Amandemen dan penambahan kerangka hukum yang tepat waktu serta kelancaran operasional pemerintahan digital telah mendorong perkembangan ekonomi swasta sesuai dengan Resolusi No. 68-NQ/TW. Pada tahun 2025, provinsi ini diharapkan memiliki 4.546 bisnis baru yang didirikan, meningkat 44,2% dibandingkan periode yang sama, dan hampir 1.000 bisnis yang kembali beroperasi, meningkat 22% dibandingkan tahun 2024. Saat ini, provinsi ini memiliki hampir 42.000 bisnis; 17 kawasan industri beroperasi dengan tingkat hunian 49%; dan 67 klaster industri telah didirikan, dengan 35 di antaranya saat ini beroperasi.
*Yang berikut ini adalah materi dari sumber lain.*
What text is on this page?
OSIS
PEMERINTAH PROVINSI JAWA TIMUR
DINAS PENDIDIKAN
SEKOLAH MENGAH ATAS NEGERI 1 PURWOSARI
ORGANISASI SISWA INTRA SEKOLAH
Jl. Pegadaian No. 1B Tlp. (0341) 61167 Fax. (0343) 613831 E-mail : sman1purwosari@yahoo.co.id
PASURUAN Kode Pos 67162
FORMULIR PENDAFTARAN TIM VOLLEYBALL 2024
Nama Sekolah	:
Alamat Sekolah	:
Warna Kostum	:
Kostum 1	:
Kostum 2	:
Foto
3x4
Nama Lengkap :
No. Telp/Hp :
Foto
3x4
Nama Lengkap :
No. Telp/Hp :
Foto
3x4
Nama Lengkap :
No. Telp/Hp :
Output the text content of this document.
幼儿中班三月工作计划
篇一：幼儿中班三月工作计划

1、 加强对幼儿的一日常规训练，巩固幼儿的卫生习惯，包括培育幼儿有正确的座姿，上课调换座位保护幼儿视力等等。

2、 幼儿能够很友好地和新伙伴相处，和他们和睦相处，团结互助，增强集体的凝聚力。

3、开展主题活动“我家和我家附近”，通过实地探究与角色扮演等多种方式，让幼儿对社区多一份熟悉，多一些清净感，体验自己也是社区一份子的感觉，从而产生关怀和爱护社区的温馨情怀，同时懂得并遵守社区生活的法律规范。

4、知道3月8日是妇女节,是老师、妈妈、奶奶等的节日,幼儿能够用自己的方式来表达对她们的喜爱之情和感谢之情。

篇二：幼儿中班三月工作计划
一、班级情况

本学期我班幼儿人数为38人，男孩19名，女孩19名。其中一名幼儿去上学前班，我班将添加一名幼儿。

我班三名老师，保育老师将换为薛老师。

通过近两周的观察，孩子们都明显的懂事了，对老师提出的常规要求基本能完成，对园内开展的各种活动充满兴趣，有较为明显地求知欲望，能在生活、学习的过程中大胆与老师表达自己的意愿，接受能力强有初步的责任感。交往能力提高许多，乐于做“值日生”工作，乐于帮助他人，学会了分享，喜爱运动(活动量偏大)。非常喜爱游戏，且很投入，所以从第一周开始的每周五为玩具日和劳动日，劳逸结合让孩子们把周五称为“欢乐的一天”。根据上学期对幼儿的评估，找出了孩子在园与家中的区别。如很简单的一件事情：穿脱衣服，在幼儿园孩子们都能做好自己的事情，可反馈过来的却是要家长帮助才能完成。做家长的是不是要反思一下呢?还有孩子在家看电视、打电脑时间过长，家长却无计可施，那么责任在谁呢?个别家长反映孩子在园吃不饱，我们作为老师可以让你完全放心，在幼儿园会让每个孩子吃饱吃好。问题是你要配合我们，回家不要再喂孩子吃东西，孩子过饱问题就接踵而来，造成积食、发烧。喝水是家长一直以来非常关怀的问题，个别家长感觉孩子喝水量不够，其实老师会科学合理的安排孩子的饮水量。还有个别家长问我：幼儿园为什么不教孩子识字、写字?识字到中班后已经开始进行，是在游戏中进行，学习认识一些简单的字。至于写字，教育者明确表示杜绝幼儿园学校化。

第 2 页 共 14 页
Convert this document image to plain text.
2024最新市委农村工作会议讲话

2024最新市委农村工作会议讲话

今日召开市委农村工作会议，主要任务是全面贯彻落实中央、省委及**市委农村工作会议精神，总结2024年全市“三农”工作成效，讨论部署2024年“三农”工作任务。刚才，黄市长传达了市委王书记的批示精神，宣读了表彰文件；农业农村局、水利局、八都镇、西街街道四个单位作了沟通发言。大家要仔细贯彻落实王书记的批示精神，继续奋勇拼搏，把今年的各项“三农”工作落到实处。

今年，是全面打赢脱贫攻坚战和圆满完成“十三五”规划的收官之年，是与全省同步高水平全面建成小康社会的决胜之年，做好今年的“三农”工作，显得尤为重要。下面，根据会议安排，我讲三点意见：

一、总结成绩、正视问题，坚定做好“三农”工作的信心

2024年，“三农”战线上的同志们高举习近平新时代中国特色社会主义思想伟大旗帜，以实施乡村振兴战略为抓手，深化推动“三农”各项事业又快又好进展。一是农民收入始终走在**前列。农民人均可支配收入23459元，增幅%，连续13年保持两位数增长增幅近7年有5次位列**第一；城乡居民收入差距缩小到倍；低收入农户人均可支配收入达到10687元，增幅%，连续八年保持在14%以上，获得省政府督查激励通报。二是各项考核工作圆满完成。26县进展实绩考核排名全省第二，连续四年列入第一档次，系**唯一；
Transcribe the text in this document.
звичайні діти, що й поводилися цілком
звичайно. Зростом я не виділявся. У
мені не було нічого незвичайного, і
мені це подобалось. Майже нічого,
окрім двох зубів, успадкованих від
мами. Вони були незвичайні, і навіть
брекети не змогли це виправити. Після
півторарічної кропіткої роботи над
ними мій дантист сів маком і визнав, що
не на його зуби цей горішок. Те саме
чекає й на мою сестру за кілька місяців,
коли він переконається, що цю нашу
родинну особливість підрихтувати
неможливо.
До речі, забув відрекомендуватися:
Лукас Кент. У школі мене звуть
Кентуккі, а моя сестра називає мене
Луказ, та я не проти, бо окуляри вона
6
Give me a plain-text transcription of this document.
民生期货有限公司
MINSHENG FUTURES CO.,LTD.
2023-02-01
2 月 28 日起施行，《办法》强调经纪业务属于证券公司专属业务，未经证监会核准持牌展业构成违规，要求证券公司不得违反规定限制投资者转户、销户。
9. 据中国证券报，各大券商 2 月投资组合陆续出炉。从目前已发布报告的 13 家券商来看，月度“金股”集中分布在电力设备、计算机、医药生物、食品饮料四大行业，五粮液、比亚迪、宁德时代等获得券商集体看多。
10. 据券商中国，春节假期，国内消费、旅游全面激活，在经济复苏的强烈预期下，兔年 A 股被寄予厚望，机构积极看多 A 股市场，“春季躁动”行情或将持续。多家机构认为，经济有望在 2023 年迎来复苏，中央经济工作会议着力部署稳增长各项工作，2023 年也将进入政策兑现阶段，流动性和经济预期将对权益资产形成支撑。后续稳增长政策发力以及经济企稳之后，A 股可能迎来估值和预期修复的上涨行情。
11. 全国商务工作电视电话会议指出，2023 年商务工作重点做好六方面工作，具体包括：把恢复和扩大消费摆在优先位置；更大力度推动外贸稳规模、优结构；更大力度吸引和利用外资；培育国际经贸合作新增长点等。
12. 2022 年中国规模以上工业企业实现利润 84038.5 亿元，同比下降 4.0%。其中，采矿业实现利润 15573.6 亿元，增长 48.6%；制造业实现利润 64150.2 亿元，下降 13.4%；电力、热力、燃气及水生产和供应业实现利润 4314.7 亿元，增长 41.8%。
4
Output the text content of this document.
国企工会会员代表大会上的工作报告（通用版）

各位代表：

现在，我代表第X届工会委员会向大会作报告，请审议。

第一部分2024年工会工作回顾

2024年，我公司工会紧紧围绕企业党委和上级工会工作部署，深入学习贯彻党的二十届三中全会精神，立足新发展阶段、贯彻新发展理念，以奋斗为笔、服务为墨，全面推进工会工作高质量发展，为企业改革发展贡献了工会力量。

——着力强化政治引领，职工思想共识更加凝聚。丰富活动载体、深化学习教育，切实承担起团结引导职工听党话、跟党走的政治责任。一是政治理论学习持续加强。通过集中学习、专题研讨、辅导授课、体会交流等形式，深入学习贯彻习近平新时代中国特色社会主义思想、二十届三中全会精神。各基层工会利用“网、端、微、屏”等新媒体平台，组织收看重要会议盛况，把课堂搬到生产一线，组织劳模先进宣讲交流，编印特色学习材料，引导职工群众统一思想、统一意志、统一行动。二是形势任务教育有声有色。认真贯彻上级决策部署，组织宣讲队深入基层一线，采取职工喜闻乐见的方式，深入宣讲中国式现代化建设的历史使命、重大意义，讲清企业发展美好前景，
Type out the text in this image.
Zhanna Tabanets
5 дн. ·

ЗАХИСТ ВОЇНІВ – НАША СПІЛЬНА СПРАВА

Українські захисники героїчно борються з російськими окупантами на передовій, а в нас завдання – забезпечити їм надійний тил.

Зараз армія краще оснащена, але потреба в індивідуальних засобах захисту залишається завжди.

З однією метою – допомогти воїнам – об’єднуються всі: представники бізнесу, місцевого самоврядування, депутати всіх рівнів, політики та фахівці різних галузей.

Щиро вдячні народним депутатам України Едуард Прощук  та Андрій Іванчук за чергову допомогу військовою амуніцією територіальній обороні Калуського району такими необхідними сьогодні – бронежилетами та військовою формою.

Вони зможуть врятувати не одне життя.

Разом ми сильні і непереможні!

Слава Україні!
Tahun 2025 juga menandai terobosan bagi Phu Tho dalam integrasi internasional. Pada pertemuan bertema "Phu Tho – Konvergensi, Kerja Sama, dan Pembangunan" yang diadakan pada tanggal 12 Desember, Ketua Komite Rakyat Provinsi Tran Duy Dong menyatakan: Mewarisi dan mengembangkan prestasi dari tiga provinsi sebelumnya, provinsi Phu Tho yang baru telah mencapai hasil positif dalam urusan luar negeri. Hingga saat ini, provinsi ini telah menjalin hubungan kerja sama dengan 21 daerah di Laos, Jepang, Korea Selatan, Tiongkok, Italia, Bulgaria, Kuba, dan Mongolia, dengan 15 perjanjian kerja sama internasional.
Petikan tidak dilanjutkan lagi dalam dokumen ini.